La raison n'est pas la lutte conter le trafic de drogue comme on le répète. L 'Afghanistan et la Colombie sont les deux pays au monde où la production et l'exportation de drogues ont le plus augmenté ! Pays occupés militairement par les Etats-Unis. Avec Andrea Vlahusic nous reproduisons ces informations des Nations Unis dans notre livre « La face obscure de l'Empire ». Cela démontre que, si la présence des Nord-Américains a eu un effet dans ces contrées, c'est d'organiser de meilleures façon la production et l'exportation de drogues, mais pas de les combattre. Exactement ce que firent les Anglais avec la guerre de l'opium en Chine, au 19e siècle.
Le véritable objectif c'est de contrôler le continent Sud-Américain. Vous avez ici la moitié des réserves d'eau douce de la planète, la moitié de toute sa biodiversité, d'importantes réserves de pétrole et de gaz, des minerais précieux et stratégique, une grande capacité de production d'aliments, etc. C'est pour quoi les Etats Unis prétendent contrôler depuis la Colombie jusqu'à la pointe Sud de la Patagonie l'espace aérien (dont une partie se trouve déjà en leurs mains), ainsi que l'espace maritime, avec la IVe Flotte.
En accordant aux peuples les moyens de décider le cours de leur politique et d'y participer, les pays de l'ALBA ont réalisé un tournant à gauche unique au monde. Face à la crise exacerbée du capitalisme, quels éléments de sauvegarde propose le socialisme du 21e siècle ?
Le socialisme du 21e siècle affirme que face à une crise comme celle-ci qui sera de longue durée, il est nécessaire de refonder notre société le long des paramètres suivants : premièrement, construire un mode de production écologiquement soutenable.

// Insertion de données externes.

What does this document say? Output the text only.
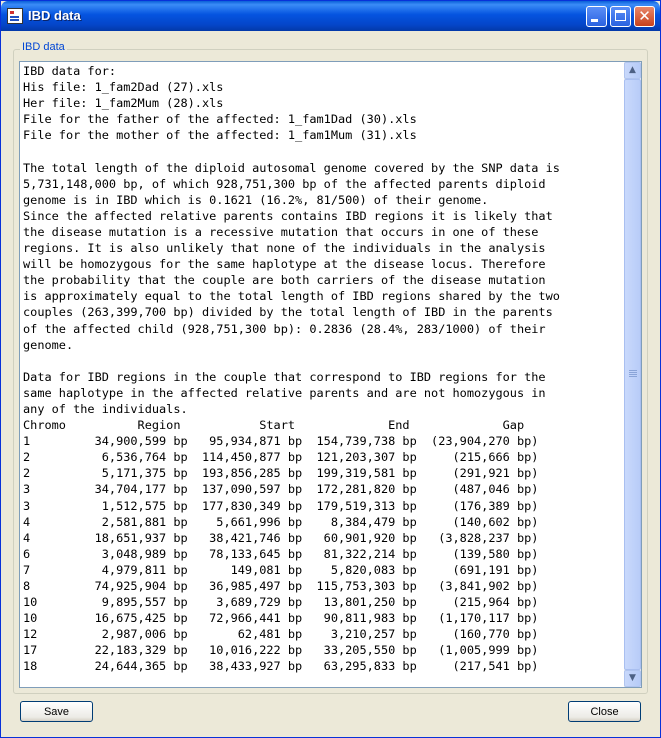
IBD data	✕
IBD data
IBD data for:
His file: 1_fam2Dad (27).xls
Her file: 1_fam2Mum (28).xls
File for the father of the affected: 1_fam1Dad (30).xls
File for the mother of the affected: 1_fam1Mum (31).xls

The total length of the diploid autosomal genome covered by the SNP data is
5,731,148,000 bp, of which 928,751,300 bp of the affected parents diploid
genome is in IBD which is 0.1621 (16.2%, 81/500) of their genome.
Since the affected relative parents contains IBD regions it is likely that
the disease mutation is a recessive mutation that occurs in one of these
regions. It is also unlikely that none of the individuals in the analysis
will be homozygous for the same haplotype at the disease locus. Therefore
the probability that the couple are both carriers of the disease mutation
is approximately equal to the total length of IBD regions shared by the two
couples (263,399,700 bp) divided by the total length of IBD in the parents
of the affected child (928,751,300 bp): 0.2836 (28.4%, 283/1000) of their
genome.

Data for IBD regions in the couple that correspond to IBD regions for the
same haplotype in the affected relative parents and are not homozygous in
any of the individuals.
Chromo          Region           Start             End             Gap
1         34,900,599 bp   95,934,871 bp  154,739,738 bp  (23,904,270 bp)
2          6,536,764 bp  114,450,877 bp  121,203,307 bp     (215,666 bp)
2          5,171,375 bp  193,856,285 bp  199,319,581 bp     (291,921 bp)
3         34,704,177 bp  137,090,597 bp  172,281,820 bp     (487,046 bp)
3          1,512,575 bp  177,830,349 bp  179,519,313 bp     (176,389 bp)
4          2,581,881 bp    5,661,996 bp    8,384,479 bp     (140,602 bp)
4         18,651,937 bp   38,421,746 bp   60,901,920 bp   (3,828,237 bp)
6          3,048,989 bp   78,133,645 bp   81,322,214 bp     (139,580 bp)
7          4,979,811 bp      149,081 bp    5,820,083 bp     (691,191 bp)
8         74,925,904 bp   36,985,497 bp  115,753,303 bp   (3,841,902 bp)
10         9,895,557 bp    3,689,729 bp   13,801,250 bp     (215,964 bp)
10        16,675,425 bp   72,966,441 bp   90,811,983 bp   (1,170,117 bp)
12         2,987,006 bp       62,481 bp    3,210,257 bp     (160,770 bp)
17        22,183,329 bp   10,016,222 bp   33,205,550 bp   (1,005,999 bp)
18        24,644,365 bp   38,433,927 bp   63,295,833 bp     (217,541 bp)
▲
▼
Save	Close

C'est pour cette raison que le président bolivien Evo Morales revendique les droits de la « Mère nature », la « Pachamama ». En Équateur la Constitution établi que la Mère nature est un sujet de droit, innovation radicale dans la pensée juridique. Secundo : il faut reconstruire la société en mettant en route des politiques radicales de redistribution de la propriété, de la richesse et des revenus, puisqu'aucune société n'est viable à long terme lorsqu’ elle se polarise en 10 % de richissimes et 90 % de couches très pauvres, indigentes et misérables. Troisièmement: en recréant un ordre politique démocratique, authentique et non la farce que représente la démocratie libérale. Aujourd'hui plus que jamais, on a besoin d'une démocratie participative, protagoniste.